In the days leading up to the holidays, on-line booksellers make it convenient, and sometimes economical, to take advantage of their services. Look for free shipping, expedited shipping, gift-wrapping, and good buys on gift certificates.

Most gardeners rely on books packed full of critical and idea-provoking information. A carefully chosen up-to-date book or gift certificate delights even the most hard to please. Here are five horticulture books that demonstrate current offerings:

Garden Design Books

  • Gardening with Shape, Line and Texture: A Plant Design Sourcebook, 2009, Timber Press, Portland, OR 9720, written by British landscape designer Linden Hawthorne, links traditional garden design books and plant encyclopedias. Hawthorne emphasizes plant shape in landscape design and uses color as a minor design factor. Part 1 examines how principles of art apply to plant arrangement. The author also looks at fundamental plant shapes and how they affect finished landscape designs. Part 2 is a resource of plants alphabetically listed within each plant shape category.
  • Gorgeous Garden Railways, 2006, Kalmbach Publishers, Waukesha, WI 53187 by founder and editor of Garden Railways magazine Marc Horovitz and horticultural editor of Garden Railways Pat Hayward. This is not a how-do-it but is according to the publishers ” a table top photo book about some very good looking garden railroads.” Railway gardening combines model railroading and designed gardening. Rather than just a collection of garden photos, the book is a practical inspiration for landscape gardeners intrigued by adding scale-model railroads to parts of their garden designs. Gorgeous Garden Railways is a paperback measuring 10″ x 10″ in size includes over 130 photographs on high quality paper.
  • The Well-Designed Mixed Garden: Building Beds and Borders with Trees, Shrubs, Perennials, Annuals, and Bulbs by garden designer, writer and speaker Tracy DiSabato-Aust, now in paperback (2009), follows the well-received hardcover edition. This format joins DiSabato-Aust’s 50 High-Impact, Low-Care Garden Plants and The Well-Tended Perennial Garden: Planting & Pruning Techniques also produced by Timber Press. This book contains chapters on color theory, plant sizes and spacing, plant maintenance, and instructions on plan construction. DiSabato-Aust uses examples from her own garden as well as other American Midwest locations; however, they are all valid for other locales. There is a section of plant combinations that are illustrated and then deconstructed, with explanations of why the groupings work. This book is meticulously researched and precisely organized.

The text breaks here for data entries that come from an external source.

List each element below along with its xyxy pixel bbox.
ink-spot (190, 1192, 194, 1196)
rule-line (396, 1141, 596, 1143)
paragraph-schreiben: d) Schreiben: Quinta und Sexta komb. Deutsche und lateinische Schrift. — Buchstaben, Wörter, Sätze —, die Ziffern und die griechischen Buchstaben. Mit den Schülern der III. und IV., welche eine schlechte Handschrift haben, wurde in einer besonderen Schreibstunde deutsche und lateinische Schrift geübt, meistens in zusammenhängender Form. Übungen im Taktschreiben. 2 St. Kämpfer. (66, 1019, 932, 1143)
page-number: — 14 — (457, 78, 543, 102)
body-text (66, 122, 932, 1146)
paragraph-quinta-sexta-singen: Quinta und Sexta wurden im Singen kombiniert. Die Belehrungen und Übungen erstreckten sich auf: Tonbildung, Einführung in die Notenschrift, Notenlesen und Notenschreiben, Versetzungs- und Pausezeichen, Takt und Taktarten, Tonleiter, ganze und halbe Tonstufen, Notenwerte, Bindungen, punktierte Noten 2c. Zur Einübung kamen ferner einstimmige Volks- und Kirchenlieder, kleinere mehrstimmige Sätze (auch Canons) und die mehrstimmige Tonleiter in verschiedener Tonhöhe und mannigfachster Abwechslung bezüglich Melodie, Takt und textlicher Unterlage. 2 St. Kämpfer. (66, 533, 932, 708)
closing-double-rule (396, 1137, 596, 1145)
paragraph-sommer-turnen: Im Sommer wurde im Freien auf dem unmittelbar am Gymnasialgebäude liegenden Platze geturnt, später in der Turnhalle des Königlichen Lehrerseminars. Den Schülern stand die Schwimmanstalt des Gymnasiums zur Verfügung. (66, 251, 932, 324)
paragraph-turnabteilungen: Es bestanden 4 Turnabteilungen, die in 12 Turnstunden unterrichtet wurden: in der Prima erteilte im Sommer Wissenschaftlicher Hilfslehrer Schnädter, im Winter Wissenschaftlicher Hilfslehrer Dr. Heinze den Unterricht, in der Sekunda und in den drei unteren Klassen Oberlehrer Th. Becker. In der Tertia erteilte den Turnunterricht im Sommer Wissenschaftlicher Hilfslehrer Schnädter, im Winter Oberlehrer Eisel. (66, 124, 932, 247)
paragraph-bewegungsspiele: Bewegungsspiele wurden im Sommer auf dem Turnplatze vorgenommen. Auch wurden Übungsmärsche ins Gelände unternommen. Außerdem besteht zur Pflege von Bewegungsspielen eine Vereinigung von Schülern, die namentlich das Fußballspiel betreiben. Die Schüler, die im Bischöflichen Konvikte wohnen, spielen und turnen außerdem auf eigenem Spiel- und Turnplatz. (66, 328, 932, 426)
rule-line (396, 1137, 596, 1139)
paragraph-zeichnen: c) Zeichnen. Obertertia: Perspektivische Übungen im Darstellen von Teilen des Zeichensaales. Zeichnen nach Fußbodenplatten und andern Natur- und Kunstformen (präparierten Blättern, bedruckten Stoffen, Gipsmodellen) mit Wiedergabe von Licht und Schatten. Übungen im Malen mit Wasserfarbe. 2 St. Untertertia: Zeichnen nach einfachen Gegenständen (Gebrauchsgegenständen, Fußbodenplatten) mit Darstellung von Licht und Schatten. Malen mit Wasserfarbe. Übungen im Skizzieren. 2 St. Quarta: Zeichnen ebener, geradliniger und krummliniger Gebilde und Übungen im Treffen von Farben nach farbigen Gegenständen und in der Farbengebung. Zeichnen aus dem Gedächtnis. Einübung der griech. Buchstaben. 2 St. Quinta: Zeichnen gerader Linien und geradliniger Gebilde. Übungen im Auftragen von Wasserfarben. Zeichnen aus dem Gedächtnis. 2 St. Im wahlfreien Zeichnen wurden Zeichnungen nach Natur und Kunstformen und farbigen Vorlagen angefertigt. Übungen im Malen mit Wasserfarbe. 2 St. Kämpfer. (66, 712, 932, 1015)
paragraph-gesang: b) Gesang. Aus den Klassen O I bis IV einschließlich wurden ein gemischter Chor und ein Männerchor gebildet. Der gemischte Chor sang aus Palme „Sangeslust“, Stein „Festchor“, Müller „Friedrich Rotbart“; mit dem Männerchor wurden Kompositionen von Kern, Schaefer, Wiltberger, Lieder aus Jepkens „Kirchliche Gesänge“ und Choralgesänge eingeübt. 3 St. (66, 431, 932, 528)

It is a learning tool for newcomers to landscape design and a versatile reference for veteran landscape gardeners.

Tree Books

  • The 6th edition of Michael A. Dirr’s Manual of Woody Landscape Plants: Their Identification, Ornamental Characteristics, Culture, Propagation and Uses, 2009, Stipes Publishing, Champaign, IL, 61820, is now available in both hardcover and paper. Dirr, University of GA horticulture professor emeritus, includes in this long-awaited edition taxonomic verifications using the GRIN taxonomic data base (germplasm resources information network); the addition of over 2,000 new species and cultivars, trademark names and patent numbers, and expanded descriptions. This edition includes notes and observations from Dirr’s 1999 sabbatical to England’s Hillier Arboretum and 112 gardens and nurseries. The Chronicle of Higher Education calls this major revision ‚”A Horticulture Bible.” It is an expensive but thoughtful gift for discerning landscape gardeners.

Flower Books

  • Allan M. Armitage’s 3rd edition of Herbaceous Perennial Plants: A Treatise on Their Identification Culture, and Garden Attributes (2008), Stipes Publishing, available in hardcover and paper, joins his other books published by Timber Press and Stipes Publishing Co. ‚”The Big Perennial Book” is how many perennial plant enthusiasts refer to this latest edition. It includes dozens of new genera, 3,600 species and hundreds of new cultivars that did not exist in 1997 and up-to-date taxonomic changes in over 1100 pages. This edition includes Armitage-style observations of plant performance, cultivar selection and current taxonomy, and color photos and line illustrations throughout the text. The American Horticulture Society designated Armitage’s first edition of Herbaceous Perennial Plants: A Treatise on Their Identification Culture, and Garden Attributes as “one of the best 75 books written in the last 75 years.” The third edition continues Armitage’s high standards and gives the impression of being an even better problem-solving and inspirational tool for landscape gardeners!